Menembus Jerumus ArusÂ
Kemapanan adalah arus yang tenang. Barangkali memang debit alirnya begitu saja, tetapi tanpa kewaspadaan manusia bisa saja tergelincir dan berakhir. Salah satu kemapanan yang kini saya waspadai tak lain kemapanan bekerja.

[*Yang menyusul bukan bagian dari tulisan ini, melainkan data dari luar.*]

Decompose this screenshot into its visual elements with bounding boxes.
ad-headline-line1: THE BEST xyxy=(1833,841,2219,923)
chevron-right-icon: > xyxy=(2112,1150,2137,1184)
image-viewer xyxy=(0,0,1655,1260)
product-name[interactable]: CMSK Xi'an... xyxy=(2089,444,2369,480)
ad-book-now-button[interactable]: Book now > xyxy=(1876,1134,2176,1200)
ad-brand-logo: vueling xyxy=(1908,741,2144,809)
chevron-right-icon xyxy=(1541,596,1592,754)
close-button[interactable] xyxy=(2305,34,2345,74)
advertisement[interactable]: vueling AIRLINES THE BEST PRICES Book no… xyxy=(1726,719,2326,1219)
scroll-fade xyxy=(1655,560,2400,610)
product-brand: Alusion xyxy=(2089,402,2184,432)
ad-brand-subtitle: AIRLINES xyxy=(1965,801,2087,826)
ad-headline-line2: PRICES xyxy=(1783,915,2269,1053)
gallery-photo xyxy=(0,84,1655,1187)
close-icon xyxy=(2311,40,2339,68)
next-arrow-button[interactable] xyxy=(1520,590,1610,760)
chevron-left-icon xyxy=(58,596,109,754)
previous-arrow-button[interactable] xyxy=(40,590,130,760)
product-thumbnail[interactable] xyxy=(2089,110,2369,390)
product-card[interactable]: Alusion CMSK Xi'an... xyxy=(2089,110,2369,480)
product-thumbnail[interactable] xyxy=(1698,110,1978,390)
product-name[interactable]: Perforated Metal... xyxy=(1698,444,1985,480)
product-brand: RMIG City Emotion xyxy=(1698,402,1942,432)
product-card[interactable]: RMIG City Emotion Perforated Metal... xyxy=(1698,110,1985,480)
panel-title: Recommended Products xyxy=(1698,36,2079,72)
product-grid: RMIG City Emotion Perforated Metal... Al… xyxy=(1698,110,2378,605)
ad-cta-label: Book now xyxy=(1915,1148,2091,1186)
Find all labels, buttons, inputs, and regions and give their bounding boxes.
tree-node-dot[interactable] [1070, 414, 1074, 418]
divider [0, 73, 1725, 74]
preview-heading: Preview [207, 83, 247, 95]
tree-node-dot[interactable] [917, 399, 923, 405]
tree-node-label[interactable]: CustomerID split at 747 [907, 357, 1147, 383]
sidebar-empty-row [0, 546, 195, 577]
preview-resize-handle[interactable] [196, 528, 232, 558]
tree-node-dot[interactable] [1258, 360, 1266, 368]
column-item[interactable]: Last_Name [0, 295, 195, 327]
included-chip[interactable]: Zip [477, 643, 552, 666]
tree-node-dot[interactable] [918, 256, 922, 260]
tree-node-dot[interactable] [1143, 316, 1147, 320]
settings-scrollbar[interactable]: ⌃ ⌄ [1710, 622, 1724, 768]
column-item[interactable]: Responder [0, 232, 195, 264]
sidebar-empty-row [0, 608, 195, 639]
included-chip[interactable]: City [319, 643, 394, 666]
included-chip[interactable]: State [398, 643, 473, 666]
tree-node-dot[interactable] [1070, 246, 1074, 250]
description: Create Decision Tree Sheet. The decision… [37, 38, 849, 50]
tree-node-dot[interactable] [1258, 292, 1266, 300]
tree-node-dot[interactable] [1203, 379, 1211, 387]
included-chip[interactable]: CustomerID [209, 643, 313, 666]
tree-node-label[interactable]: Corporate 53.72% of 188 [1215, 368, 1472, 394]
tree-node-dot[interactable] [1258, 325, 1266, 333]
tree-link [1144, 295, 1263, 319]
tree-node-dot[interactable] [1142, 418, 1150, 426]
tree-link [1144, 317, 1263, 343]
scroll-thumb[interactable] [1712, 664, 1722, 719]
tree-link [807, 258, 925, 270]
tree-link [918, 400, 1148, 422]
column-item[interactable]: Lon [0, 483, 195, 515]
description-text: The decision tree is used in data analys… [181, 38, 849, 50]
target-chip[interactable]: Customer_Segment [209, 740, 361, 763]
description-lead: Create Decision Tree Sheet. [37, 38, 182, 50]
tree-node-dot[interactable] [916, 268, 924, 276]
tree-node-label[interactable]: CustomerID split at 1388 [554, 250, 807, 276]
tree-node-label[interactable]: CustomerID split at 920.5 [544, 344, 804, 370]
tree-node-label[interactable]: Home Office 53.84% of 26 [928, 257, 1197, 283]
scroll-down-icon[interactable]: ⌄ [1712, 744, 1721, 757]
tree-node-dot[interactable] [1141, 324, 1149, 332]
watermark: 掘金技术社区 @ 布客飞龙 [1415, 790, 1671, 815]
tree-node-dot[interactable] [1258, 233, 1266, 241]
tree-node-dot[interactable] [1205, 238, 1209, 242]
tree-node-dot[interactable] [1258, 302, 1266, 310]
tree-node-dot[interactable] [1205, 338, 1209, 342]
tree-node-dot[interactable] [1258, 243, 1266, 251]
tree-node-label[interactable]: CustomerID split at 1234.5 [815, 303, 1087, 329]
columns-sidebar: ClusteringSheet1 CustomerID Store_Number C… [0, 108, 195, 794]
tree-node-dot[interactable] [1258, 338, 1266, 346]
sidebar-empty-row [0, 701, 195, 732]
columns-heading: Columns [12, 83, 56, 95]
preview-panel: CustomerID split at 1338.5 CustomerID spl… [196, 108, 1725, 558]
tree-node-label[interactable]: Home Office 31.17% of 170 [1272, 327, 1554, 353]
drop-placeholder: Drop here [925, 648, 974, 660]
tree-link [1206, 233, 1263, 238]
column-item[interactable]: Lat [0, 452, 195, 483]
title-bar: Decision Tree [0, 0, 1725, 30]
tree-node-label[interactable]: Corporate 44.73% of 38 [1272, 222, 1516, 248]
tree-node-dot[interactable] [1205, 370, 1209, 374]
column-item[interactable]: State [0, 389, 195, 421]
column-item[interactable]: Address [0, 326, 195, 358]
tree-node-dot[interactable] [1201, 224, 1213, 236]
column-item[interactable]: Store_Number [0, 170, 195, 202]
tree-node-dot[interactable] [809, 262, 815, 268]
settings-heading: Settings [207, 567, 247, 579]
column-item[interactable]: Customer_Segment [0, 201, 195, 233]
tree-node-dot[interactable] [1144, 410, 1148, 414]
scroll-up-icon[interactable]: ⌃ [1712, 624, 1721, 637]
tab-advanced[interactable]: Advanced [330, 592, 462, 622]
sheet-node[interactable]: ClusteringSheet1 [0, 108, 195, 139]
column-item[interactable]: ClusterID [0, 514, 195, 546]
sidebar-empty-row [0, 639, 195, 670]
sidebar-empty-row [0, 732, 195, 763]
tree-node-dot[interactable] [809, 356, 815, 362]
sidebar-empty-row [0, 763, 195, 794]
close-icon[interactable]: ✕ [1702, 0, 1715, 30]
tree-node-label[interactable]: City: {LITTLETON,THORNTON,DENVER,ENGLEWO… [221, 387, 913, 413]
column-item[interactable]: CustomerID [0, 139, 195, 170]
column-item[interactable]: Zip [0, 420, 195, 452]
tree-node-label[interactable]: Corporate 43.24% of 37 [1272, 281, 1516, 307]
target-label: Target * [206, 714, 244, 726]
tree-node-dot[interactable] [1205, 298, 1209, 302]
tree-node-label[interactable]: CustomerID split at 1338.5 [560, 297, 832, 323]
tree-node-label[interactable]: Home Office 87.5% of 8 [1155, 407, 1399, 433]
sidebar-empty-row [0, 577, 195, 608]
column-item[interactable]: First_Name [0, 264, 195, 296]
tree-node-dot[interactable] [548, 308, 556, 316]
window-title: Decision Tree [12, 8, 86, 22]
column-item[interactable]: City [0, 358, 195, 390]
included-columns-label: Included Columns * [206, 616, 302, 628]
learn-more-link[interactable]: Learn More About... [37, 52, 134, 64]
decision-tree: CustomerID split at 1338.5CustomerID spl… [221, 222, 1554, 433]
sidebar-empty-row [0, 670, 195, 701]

Setiap orang termasuk saya tentu punya visi ke depan untuk meraih pekerjaan yang mapan. Namun tak jarang, faktor-faktor ekonomi, sosial, hukum, politik turut membuat visi itu tertunda. Walhasil mereka yang memiliki visi harus menjalani hidup bekerja seadanya - dengan formula jam kerja yang mapan / monoton, upah yang begitu-begitu saja, tugas yang begitu-begitu saja. Bagi mereka yang baru terserap di dunia kerja, tentu semangat mereka besar untuk membuktikan kesungguhan kerjanya. Namun ketika mereka mulai menyadari adanya stagnasi jenjang karier, stagnasi bertambahnya skill, tanggungan keluarga, pun diperparah kebijakan pemerintah yang membuat posisi pekerja rentan PHK tentu saja membuat orang mengubur dalam-dalam visi mereka meraih pekerjaan impian yang mapan.Â
Banyak saya temukan pada diri teman saya. Mereka umunya terbagi dengan beberapa karakter. Ada tipikal nerimo ing pandum yang sangat fatalistik, ada tipikal teman yang termasuk orang-orang kalah seperti yang dijelaskan James C. Scott dalam bukunya Senjatanya Orang-Orang Kalah. Teman tipikal itu cenderung kebanyakan sambat namun tak sudi diajak bergerak bahkan kalau sudah tidak bisa memanage jagad alit dan jagad gedhe dirinya bisa-bisa burnout! Ada teman kerja tipikal manusia arit, ada teman kerja tipikal manusia kerambit, dan banyak lainnya yang barangkali akan saya ulas lebih jauh pada tulisan berikutnya.
Singkat kata, dalam dunia kerja yang sedang saya alami, saya melihat adanya jerumus arus kemapanan. Kemapanan yang tanpa disadari hanya akan menghabiskan umur.
Lantas bagaimana seorang dapat menjaga terhadap kemapanan tersebut? Agaknya orang musti belajar dari renungan sang penebang kayu yang dikisahkan Anthony de Mello SJ dalam Doa Sang Katak I. Ia mengkisahkan bahwa ada seorang pembelah kayu, yang terus-menerus menyia-nyiakan waktu dan tenaga membelahi kayu dengan kapak tumpul. Apa sebab? Tak lain sang penebang kayu menganggap bahwa ia tidak punya waktu untuk berhenti dan mengasah kapak itu.
Belajar dari renungan penebang kayu itu, saya mengerti bahwa seseorang harus menciptakan ketidakmapanannya sendiri dalam jerumus arus kemapanan. Termasuk saya dalam hal ini, bahkan sejak mulai bekerja, di sela waktu istirahat dan libur selalu belajar meningkatkan kualitas diri. Terus mlaku tansah lelaku.